Foi em Arequipa que Guzmán estudou no Colegio de la Salle, uma escola ginasial católica. Ao completar 19 anos ele começou a estudar no departamento de Estudos Sociais da Universidade Nacional de San Agustín, em Arequipa. Seus colegas de classe na faculdade o descrevem, mais tarde, como um jovem tímido, disciplinado, obsessivo e contemplativo. Cada vez mais atraído pela ideologia Marxista, seu pensamento político foi influenciado pelo livro “Sete ensaios sobre a interpretação da realidade peruana”, de José Carlos Mariátegui, o fundador do Partido Comunista Peruano.

Em Arequipa, Guzmán completou o ensino superior em Filosofia e Direito. Suas dissertações chamavam-se “A Teoria Kantiana de Espaço” e “O Estado Democrático Burguês”. Em 1962 Abimael Guzmán começou a trabalhar como professor de filosofia, empregado pelo reitor da Universidade San Cristóbal de Huamanga, em Ayacucho – cidade central nos Andes peruanos. O reitor era o Dr. Efraín Morote Best, um antropologista que, alguns crêem, tornou-se o verdadeiro líder intelectual do Sendeiro Luminoso. Encorajado por Morote, Abimael estudou Quechua, a língua falada por parte da população indígena do Peru, e tornou-se cada vez mais ativo nos círculos esquerdistas. Guzmán atraiu para perto de si diversos membros da academia que pensavam como ele, comprometidos com a missão de realizar a revolução no Peru. Ele foi preso duas vezes durante os anos 70 por causa de sua participação em revoltas violentas na cidade de Arequipa contra o governo dos presidentes Velasco Alvarado e Fernando Belaúnde Terry. Guzmán visitou a China comunista pela primeira vez em 1965, seguida de diversas outras visitas durante as quais fontes afirmam que aprendeu táticas políticas e sobre o uso de explosivos.

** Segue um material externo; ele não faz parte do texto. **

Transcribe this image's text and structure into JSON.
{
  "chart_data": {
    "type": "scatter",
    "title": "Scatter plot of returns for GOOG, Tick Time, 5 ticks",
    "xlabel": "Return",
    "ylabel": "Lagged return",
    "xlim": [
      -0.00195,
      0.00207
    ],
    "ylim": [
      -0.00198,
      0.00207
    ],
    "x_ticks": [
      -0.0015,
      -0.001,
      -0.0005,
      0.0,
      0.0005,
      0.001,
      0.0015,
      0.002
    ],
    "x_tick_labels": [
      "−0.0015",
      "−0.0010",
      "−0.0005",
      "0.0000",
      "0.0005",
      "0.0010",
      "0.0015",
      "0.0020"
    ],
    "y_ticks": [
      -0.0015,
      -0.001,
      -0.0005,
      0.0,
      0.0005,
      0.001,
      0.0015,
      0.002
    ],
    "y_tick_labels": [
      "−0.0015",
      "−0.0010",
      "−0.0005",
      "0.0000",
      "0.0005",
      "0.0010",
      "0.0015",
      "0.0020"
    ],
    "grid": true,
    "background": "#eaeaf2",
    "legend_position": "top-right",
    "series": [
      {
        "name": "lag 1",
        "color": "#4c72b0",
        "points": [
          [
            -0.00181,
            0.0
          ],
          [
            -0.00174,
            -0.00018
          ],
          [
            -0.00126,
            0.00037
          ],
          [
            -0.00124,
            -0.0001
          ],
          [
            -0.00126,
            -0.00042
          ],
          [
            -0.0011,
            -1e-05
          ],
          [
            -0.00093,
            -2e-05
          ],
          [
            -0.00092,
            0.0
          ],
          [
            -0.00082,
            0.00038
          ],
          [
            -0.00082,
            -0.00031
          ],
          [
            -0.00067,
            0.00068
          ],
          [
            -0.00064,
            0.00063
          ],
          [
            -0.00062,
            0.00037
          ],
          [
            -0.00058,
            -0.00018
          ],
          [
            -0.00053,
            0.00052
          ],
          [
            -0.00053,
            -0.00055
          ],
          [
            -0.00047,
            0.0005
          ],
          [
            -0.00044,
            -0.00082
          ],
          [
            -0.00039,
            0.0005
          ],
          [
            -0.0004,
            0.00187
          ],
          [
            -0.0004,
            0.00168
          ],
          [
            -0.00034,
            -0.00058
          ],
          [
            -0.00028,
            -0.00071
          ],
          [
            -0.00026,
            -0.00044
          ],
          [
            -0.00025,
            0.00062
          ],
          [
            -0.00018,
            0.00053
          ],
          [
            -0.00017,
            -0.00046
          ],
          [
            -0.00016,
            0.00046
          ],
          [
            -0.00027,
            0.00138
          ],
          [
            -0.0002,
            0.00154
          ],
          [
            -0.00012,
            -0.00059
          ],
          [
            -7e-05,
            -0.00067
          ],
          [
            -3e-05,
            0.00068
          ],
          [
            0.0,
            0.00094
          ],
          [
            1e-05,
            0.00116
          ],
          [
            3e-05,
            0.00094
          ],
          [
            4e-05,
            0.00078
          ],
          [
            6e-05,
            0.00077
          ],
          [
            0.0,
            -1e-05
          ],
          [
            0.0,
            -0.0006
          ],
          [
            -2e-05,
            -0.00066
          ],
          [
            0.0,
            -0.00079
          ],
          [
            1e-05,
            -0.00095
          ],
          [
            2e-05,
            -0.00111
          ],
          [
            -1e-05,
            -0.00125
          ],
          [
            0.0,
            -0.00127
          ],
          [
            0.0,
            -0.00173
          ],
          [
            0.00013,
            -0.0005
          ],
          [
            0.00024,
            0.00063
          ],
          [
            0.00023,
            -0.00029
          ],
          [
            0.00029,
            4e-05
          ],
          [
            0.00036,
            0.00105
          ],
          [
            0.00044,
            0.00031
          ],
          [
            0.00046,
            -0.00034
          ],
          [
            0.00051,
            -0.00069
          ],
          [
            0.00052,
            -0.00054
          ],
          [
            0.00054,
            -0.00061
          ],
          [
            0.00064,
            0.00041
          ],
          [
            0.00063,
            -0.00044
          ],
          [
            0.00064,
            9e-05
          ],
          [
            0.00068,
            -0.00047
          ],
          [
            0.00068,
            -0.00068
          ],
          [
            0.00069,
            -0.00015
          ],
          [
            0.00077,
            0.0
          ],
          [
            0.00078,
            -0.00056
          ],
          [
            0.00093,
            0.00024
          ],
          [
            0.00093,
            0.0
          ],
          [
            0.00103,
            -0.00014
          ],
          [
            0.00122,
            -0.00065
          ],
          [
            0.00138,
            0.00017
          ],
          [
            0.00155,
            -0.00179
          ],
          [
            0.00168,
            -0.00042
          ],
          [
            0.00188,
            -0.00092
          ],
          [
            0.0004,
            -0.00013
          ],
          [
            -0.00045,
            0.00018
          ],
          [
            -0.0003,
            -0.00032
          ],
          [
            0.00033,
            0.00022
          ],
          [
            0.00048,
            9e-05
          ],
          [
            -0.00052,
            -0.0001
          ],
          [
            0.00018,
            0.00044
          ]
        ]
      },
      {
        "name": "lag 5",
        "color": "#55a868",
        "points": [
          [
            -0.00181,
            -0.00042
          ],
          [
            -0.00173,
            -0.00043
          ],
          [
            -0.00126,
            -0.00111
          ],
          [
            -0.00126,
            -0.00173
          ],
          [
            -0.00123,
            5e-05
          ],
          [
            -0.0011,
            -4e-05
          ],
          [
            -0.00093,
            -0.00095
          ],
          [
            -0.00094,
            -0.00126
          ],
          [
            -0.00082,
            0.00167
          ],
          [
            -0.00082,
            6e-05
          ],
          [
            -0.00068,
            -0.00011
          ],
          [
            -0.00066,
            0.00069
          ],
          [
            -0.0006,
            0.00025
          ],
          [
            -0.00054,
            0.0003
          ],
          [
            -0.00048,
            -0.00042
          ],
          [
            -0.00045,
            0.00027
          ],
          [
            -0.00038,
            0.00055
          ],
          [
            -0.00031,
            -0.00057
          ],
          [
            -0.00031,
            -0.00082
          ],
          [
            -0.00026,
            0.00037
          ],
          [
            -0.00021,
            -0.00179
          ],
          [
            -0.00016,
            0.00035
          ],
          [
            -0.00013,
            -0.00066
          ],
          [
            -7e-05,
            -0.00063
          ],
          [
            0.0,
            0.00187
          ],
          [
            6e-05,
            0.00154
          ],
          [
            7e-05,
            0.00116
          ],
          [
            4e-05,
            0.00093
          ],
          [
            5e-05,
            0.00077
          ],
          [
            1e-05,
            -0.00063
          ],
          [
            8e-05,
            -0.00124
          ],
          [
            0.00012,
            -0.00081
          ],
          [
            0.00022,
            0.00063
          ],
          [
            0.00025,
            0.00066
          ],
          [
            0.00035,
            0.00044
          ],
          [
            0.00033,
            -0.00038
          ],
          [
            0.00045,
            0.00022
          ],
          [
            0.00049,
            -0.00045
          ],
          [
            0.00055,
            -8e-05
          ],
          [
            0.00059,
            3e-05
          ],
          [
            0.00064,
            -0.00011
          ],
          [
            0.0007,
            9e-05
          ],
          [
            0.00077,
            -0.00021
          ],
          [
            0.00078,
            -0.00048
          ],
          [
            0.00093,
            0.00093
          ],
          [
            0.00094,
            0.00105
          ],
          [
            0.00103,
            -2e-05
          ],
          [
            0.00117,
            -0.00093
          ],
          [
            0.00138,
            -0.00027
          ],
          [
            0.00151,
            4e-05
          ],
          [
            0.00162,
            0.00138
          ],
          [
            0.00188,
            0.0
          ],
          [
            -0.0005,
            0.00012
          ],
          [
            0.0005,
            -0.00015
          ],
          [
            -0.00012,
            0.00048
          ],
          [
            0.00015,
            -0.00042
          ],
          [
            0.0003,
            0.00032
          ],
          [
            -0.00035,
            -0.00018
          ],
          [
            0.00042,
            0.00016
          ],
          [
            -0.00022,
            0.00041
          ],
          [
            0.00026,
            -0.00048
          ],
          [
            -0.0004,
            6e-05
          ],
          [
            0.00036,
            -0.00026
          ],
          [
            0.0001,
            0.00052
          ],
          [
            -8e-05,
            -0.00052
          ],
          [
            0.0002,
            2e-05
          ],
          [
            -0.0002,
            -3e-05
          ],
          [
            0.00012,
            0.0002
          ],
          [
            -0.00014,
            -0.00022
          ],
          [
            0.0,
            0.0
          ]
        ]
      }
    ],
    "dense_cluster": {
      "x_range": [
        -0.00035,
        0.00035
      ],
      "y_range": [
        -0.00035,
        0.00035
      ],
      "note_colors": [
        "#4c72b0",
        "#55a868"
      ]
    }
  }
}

Guzmán deixou a Universidade San Cristóbal de Huamanga na metade dos anos 70 e começou um longo período em que esteve anônimo.

Nos anos 60, o Partido Comunista Peruano dividiu-se por conta de disputas ideológicas e pessoais e Guzmán, que havia escolhido para si uma linha de pensamento pro-Chinesa ao invés de pro-Soviética, emergiu como o líder da facção que ficou conhecida como “Sendeiro Luminoso” (Mariátegui escreveu: “o Marxismo-Leninismo é o sendeiro luminoso do futuro”). Guzmán adotou o nom de guerre Presidente Gonzalo e começou a defender uma revolução camponesa de acordo com o modelo Maoista.

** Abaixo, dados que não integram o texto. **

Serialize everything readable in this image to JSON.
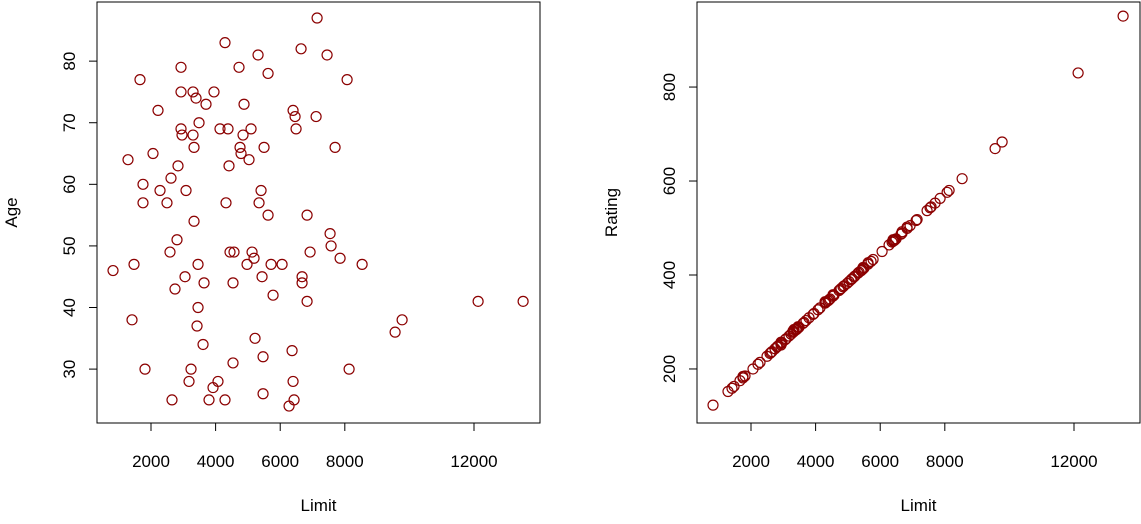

Seus seguidores declararam a Guzmán, que desfrutava de anonimidade, como a “Quarta Espada do Comunismo (depois de Karl Marx, Lenin e Mao Tsé-tung). Em suas declarações políticas, Guzmán elogiava o desenvolvimento aplicado por Mao à tese Leninista com relação ao papel do Imperialismo enquanto base do sistema capitalista burguês. Ele acreditava que o Imperialismo “cria falhas e é mal sucedido, e vai acabar em ruínas nos próximos 50 ou 100 anos”.

Guzmán direcionava suas críticas não somente ao Imperialismo estadunidense, mas também ao que chamava de “imperialismo social” que segundo ele ocorria na União Soviética.

Em fevereiro de 1964, Abimael Guzmán casou-se com Augusta la Torre, que morreu em circunstâncias não esclarecidas, em 1989. Há rumores de que ela foi assassinada por Elena Iparraguirre, amante de Abimael, com a cumplicidade do mesmo. Ambos recusaram-se falar sobre a morte de Augusta desde a prisão de Abimael. No outono de 2006, encarcerado, Guzmán pediu Iparraguirre em casamento enquanto ela também cumpria prisão perpétua em um outro presídio. Depois de lutar pela permissão para casar-se por meios de uma greve de fome, Abimael e Elena casaram-se no fim de agosto, em 2010.